Chapter 22

Databases

Author

Aditya Dahiya

Published

October 5, 2023

library(DBI)
library(dbplyr)
library(tidyverse)
# Reading in the data as a database

connection <- DBI::dbConnect(duckdb::duckdb())
dbWriteTable(connection, name = "db_diamonds", value = ggplot2::diamonds)

db_df <- tbl(connection, "db_diamonds")

22.5.10 Exercises

Question 1

What is distinct() translated to?
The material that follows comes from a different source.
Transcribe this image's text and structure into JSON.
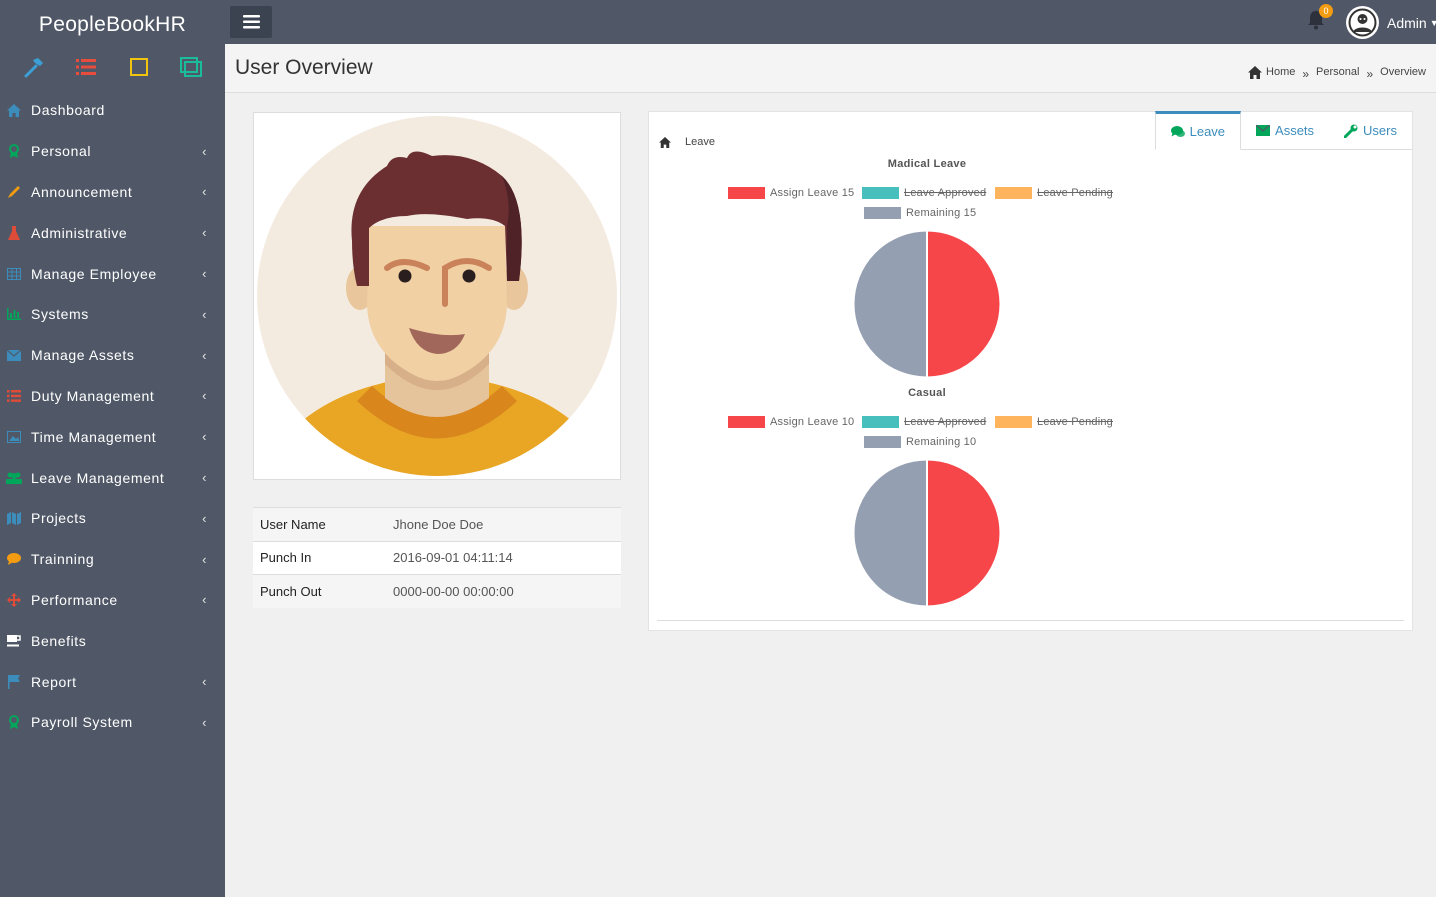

How about head()?

As we can see below, the dplyr function distinct() translates into SELECT DISTINCT <variable name> .

Similarly, the function head() translates to SELECT * FROM <table name> LIMIT 6.

db_df |>
  distinct(cut) |>
  show_query()
<SQL>
SELECT DISTINCT cut
FROM db_diamonds
db_df |>
  head() |>
  show_query()
<SQL>
SELECT *
FROM db_diamonds
LIMIT 6

Question 2

Explain what each of the following SQL queries do and try recreate them using dbplyr.

SELECT *  
FROM flights 
WHERE dep_delay < arr_delay  

The code above is equivalent to dplyr’s flights |> filter(dep_delay < arr_delay) .

SELECT *, distance / (airtime / 60) AS speed 
FROM flights

The code above is equivalent to dplyr’s flights |> mutate(speed = distance / (airtime / 60)) .